Semua proses pembuatan kapal SSV itu dimulai dengan pemotongan baja pertama pada 22 Januari 2015 dan peletakan lunas kapal (keel laying) pada 5 Juni 2016. PT PAL juga bekerja sama dengan galangan Daewoo Shipbuilding and Marine Engineering (DSME) Korea. Kapal SSV untuk Filipina itu mirip dengan KRI Banda Aceh, tetapi dengan ukuran lebih kecil. Kapal berjenis landing platform dock (LPD) atau Landing Shift Tank  yang dapat mengangkut 621 orang. Selain itu, kapal ini bisa mengangkut kapal patroli, helikopter, dan tank.
Kapal tersebut telah didoakan dan diberi nama “Tarlac”. Dalam kesempatan tersebut, hadir pula Menteri Pertahanan Filipina Voltaire T Gazmin dan Kepala Staf Angkatan Laut Filipina Laksamana Madya Caesar Taccad. Kapal perang ini mulai menjalani serangkaian pengujian sebelum diserahkan kepada Filipina. Voltaire T Gazmin mengatakan, kapal itu sangat dibutuhkan. “Kami sangat senang, kapal ini bisa digunakan untuk tugas kemanusiaan,” ujarnya.
Pemerintah Juga Melakukan Pesanan
Selain meluncurkan kapal SSV pesanan Filipina, dalam kesempatan itu, PT PAL Indonesia juga meluncurkan kapal perusak kawal rudal (PKR) pesanan Kementerian Pertahanan RI. Kapal tersebut juga menjadi kebanggaan PT PAL Indonesia karena merupakan kapal canggih jenis fregat hasil kerja sama dengan perusahaan perkapalan asal Belanda, Damen Schelde Naval Shipbuilding (DSNS). Kapal PKR yang memiliki panjang 105 meter itu dibangun dengan pendekatan modular karena lebih fleksibel dan efisien. Dari 6 modul, sebanyak 4 modul dikerjakan di PT PAL dan sebanyak 2 modul dibangun di Belanda.
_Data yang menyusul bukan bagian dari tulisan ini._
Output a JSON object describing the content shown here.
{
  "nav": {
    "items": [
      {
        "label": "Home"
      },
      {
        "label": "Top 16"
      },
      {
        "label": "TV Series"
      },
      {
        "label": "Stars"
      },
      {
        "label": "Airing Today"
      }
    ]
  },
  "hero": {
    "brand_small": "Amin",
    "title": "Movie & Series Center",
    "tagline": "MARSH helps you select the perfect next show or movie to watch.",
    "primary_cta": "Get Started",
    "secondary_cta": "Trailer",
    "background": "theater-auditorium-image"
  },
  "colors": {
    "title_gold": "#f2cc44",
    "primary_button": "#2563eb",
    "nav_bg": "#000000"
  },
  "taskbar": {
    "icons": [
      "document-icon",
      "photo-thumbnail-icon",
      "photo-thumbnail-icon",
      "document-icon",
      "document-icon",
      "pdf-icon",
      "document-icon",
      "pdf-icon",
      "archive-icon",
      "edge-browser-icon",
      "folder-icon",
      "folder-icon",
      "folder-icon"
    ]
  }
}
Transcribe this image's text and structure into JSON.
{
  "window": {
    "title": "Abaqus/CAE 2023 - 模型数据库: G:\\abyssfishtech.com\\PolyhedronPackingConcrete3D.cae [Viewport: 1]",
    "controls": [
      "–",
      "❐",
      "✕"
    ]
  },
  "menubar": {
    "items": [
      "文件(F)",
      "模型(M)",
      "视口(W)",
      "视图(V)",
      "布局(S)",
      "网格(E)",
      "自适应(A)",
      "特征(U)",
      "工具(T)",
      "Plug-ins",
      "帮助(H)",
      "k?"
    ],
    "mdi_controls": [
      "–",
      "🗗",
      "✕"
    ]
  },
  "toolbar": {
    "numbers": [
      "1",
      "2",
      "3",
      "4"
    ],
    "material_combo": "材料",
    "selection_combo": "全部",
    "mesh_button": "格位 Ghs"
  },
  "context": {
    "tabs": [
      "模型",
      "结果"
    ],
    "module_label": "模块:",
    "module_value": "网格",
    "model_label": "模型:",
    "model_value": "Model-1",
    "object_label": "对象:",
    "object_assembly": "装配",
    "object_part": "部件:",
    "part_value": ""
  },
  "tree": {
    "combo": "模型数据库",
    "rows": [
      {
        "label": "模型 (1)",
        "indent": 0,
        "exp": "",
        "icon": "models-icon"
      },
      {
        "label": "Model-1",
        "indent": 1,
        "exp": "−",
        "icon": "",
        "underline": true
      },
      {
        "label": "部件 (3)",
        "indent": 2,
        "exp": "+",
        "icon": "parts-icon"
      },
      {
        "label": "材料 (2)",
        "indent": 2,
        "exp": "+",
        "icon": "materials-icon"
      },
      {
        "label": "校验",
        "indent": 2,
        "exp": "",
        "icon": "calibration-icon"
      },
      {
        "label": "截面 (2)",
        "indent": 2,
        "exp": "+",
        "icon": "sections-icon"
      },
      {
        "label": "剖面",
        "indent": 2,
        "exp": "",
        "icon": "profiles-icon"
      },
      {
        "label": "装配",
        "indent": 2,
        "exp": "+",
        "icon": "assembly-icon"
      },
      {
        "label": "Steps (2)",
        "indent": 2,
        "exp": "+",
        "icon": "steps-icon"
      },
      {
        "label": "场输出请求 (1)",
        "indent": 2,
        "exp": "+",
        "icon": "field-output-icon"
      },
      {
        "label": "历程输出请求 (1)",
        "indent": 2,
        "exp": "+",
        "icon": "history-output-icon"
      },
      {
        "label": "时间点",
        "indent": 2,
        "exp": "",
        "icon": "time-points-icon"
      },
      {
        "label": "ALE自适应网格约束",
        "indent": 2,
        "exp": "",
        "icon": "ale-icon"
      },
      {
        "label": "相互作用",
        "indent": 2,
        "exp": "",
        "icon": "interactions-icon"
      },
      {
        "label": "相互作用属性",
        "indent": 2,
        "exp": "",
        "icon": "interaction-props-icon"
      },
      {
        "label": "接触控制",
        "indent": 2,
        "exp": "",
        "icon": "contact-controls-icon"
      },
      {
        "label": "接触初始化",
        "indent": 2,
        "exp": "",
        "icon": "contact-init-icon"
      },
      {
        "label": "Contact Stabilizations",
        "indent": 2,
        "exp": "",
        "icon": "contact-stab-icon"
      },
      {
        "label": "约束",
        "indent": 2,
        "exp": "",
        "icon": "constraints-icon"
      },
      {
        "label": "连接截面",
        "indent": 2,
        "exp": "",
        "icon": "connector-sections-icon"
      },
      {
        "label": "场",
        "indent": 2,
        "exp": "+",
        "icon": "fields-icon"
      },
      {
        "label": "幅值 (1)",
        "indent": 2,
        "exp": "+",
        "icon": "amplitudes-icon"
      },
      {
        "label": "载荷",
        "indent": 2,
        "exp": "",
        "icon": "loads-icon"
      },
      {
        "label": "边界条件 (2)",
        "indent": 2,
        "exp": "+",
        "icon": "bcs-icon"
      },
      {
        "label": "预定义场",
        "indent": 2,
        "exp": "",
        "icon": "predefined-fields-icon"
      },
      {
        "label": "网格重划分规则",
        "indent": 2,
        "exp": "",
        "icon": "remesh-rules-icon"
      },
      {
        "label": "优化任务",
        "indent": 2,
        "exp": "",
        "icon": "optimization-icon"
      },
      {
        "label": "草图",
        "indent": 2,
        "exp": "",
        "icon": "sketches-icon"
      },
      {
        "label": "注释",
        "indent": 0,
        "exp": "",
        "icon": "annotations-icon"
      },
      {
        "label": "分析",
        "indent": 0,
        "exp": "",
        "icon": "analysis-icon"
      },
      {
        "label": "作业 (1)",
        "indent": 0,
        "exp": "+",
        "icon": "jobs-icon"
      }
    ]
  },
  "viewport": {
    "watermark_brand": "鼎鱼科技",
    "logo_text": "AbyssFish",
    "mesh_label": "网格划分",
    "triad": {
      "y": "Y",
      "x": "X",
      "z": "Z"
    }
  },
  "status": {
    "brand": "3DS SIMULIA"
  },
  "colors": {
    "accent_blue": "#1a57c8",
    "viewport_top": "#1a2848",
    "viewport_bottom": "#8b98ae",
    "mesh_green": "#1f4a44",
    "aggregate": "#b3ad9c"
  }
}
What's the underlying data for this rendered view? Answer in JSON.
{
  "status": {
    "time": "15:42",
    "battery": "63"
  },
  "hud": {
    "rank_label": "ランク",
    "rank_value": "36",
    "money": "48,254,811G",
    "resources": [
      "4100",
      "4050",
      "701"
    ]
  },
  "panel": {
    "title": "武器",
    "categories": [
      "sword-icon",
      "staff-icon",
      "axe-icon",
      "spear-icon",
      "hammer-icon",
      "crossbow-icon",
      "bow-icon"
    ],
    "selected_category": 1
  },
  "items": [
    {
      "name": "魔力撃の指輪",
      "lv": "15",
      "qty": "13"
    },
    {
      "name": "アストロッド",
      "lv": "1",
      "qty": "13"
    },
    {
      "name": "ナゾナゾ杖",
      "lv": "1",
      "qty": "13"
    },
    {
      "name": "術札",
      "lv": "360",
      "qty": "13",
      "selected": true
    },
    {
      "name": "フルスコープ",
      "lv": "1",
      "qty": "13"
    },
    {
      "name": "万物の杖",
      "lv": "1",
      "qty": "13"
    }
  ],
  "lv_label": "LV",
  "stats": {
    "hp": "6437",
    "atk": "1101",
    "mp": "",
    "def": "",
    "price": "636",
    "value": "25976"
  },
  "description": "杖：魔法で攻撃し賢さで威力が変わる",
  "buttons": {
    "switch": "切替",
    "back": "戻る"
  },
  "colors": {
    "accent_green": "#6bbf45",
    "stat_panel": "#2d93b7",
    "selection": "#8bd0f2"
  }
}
Kepala Staf TNI Angkatan Laut Laksamana Ade Supandi menjelaskan, armada kapal perusak kawal rudal TNI AL saat ini sudah berusia sedikitnya 35 tahun sehingga sudah perlu diperbarui. “Kami butuh sekitar 25 unit kapal kombatan dan itu sudah diajukan ke Kementerian Pertahanan,” kata KSAL. Dalam kesempatan ini, Menteri Pertahanan Ryamizard Ryacudu mengatakan, “Selain kapal, persenjataan untuk Angkatan Darat juga bisa dibuat di dalam negeri. Dalam 5 atau 6 tahun ke depan, Indonesia juga bisa buat pesawat tempur sendiri,” kata Menhan. Pindad memproduksi senapan mesin ringan SS2, mortir tanpa suara melengking, peluru tembus baja, dan kendaraan tempur Anoa. SS2 sudah diekspor ke Afrika dan Timur Tengah. (Sumber : Kompas, 5 oktober 2015 dan 19 Januari 2016)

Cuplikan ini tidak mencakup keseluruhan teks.